Connecting vs. full build?

What is the difference between a connecting build and a full build?

A connecting build is when one or more transforms are triggered because one or more input dataset was updated. This allows updates to propagate forward as and when new data arrives.

I am not sure exactly what you mean by a ‘full build’, but a common pattern is to configure a schedule to build or one or more datasets, and all their dependencies, at a certain time. This can be inefficient because the schedule might not line up with the arrival patterns of new data, leading to longer than neccessary update times. Also be aware of the ‘force build’ option which will run transforms and build datasets, consuming compute and storage, even if there are no updates to data or code.

Full Build would trigger a build of the target datasets and all of the upstream datasets. Creating full build schedules may lead to an increase of job count as lineage changes.

Connecting Build allows to build only part of the upstream pipeline by defining input datasets.
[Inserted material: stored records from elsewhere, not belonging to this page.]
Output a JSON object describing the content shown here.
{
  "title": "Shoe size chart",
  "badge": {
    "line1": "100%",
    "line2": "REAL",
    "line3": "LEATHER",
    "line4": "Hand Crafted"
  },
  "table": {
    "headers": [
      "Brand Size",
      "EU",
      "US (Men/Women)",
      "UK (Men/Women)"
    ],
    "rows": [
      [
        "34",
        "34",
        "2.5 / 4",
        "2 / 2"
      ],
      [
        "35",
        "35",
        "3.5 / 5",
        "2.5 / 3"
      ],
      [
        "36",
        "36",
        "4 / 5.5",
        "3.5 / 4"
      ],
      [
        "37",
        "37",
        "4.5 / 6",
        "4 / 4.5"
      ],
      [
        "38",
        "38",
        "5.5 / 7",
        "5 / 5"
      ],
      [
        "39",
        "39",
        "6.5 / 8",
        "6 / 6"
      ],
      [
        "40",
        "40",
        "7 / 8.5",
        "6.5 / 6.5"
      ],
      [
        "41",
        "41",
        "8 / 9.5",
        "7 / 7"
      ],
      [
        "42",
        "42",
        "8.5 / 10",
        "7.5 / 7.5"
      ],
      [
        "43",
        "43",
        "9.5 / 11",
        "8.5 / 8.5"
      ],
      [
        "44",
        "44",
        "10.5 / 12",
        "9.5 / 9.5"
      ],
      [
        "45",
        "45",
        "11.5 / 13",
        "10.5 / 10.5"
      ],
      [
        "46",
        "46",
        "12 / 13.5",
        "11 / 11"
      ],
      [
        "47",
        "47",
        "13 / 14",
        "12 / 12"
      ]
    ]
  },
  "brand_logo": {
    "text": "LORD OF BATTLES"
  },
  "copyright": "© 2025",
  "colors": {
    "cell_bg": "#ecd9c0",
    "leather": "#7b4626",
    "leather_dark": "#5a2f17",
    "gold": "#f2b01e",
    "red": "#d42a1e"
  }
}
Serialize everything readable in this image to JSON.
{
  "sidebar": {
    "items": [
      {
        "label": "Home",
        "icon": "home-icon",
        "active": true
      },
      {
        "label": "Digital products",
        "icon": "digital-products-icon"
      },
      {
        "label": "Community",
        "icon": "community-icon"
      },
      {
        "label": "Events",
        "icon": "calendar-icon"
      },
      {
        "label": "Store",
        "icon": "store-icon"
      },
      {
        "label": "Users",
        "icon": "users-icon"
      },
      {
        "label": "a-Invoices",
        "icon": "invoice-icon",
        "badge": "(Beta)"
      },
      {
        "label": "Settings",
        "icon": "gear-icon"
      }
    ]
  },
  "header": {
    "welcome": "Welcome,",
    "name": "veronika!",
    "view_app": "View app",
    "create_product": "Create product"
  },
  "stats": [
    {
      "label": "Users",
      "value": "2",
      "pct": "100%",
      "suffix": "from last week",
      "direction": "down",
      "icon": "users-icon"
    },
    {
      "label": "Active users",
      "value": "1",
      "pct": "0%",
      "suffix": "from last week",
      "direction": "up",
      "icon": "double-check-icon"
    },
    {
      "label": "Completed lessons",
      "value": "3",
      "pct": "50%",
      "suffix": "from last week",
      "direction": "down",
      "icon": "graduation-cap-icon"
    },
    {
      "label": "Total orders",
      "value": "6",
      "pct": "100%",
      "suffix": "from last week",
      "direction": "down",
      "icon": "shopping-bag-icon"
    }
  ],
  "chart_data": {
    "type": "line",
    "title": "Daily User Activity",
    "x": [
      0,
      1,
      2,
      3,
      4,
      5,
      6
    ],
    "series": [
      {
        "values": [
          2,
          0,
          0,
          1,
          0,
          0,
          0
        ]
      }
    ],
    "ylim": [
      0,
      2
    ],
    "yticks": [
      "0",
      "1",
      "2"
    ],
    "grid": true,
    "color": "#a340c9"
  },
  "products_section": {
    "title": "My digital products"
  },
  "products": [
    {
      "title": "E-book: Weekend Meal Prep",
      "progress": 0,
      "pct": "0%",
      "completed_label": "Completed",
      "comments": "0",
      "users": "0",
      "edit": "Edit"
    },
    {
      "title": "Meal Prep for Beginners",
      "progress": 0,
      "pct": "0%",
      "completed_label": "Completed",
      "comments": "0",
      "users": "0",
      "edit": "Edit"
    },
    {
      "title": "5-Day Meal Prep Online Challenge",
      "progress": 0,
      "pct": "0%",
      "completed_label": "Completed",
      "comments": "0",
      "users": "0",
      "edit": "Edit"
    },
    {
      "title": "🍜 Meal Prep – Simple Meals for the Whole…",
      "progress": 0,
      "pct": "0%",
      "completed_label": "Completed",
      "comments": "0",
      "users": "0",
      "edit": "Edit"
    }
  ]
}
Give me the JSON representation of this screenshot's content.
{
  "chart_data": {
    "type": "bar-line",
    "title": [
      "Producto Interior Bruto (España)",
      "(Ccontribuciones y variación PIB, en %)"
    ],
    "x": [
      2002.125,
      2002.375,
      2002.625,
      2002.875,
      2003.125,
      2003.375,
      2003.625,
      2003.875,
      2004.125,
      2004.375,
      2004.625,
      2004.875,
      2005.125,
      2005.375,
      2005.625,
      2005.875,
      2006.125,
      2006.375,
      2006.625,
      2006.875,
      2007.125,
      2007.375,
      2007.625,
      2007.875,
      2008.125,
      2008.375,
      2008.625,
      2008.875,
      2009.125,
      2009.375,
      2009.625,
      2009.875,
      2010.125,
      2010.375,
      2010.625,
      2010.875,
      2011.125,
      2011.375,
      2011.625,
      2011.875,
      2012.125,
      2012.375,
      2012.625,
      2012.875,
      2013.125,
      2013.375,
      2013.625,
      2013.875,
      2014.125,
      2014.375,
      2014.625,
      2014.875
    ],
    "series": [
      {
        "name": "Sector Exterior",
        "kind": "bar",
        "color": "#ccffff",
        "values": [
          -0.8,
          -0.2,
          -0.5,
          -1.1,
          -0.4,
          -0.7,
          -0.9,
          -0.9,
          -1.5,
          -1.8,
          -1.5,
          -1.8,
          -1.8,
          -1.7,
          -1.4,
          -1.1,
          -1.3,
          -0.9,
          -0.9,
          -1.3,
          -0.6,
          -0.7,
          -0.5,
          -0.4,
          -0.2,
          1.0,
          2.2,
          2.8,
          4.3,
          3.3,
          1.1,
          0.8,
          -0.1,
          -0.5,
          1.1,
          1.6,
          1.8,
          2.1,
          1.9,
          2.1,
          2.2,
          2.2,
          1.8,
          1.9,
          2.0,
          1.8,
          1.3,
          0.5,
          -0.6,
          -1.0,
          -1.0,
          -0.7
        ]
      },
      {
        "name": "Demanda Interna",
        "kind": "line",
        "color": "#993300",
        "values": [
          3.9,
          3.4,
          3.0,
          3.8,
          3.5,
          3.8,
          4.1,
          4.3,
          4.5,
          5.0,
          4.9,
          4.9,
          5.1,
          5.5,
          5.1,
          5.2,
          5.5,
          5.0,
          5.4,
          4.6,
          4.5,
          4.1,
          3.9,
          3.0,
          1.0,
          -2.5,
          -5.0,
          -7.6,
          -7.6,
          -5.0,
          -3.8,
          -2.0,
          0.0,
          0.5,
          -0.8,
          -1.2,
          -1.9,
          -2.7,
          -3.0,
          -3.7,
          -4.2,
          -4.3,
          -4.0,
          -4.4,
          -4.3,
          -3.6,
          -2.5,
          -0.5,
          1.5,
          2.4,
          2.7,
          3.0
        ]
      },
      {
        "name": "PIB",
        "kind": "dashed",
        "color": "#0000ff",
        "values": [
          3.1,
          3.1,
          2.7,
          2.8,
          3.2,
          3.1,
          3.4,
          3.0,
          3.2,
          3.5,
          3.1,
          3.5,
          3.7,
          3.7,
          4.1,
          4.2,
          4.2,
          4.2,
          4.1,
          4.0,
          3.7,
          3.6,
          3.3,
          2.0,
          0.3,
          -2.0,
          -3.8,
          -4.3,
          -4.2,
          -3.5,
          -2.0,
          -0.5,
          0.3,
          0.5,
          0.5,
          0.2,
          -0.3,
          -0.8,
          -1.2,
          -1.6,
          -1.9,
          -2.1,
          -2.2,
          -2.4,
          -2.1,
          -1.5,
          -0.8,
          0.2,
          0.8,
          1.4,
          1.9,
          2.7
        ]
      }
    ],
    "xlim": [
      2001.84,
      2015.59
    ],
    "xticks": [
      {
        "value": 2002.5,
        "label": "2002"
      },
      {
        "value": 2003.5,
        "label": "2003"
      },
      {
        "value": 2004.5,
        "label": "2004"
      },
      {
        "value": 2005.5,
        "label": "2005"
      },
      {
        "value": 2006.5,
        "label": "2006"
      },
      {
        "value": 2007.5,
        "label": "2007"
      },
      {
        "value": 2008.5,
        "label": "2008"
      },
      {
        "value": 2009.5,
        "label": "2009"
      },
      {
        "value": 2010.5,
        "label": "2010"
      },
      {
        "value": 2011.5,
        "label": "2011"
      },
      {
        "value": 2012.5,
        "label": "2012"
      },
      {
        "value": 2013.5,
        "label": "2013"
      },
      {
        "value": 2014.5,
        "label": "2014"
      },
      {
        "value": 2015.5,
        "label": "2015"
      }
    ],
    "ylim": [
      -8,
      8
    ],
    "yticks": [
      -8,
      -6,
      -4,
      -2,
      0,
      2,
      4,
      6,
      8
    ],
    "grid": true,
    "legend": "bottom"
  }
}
Just like Full Build, all of the upstream datasets are considered, but only the datasets that are descendants (direct or indirect) of one of the input datasets would be built. This allows to define a clear scope of a build without manually selecting all the intermediary datasets.

Both in Full Build and Connecting Build, target datasets are always included. While inputs are often set up as triggers to a schedule, it’s not mandatory for any of the inputs to be the triggers of the schedule.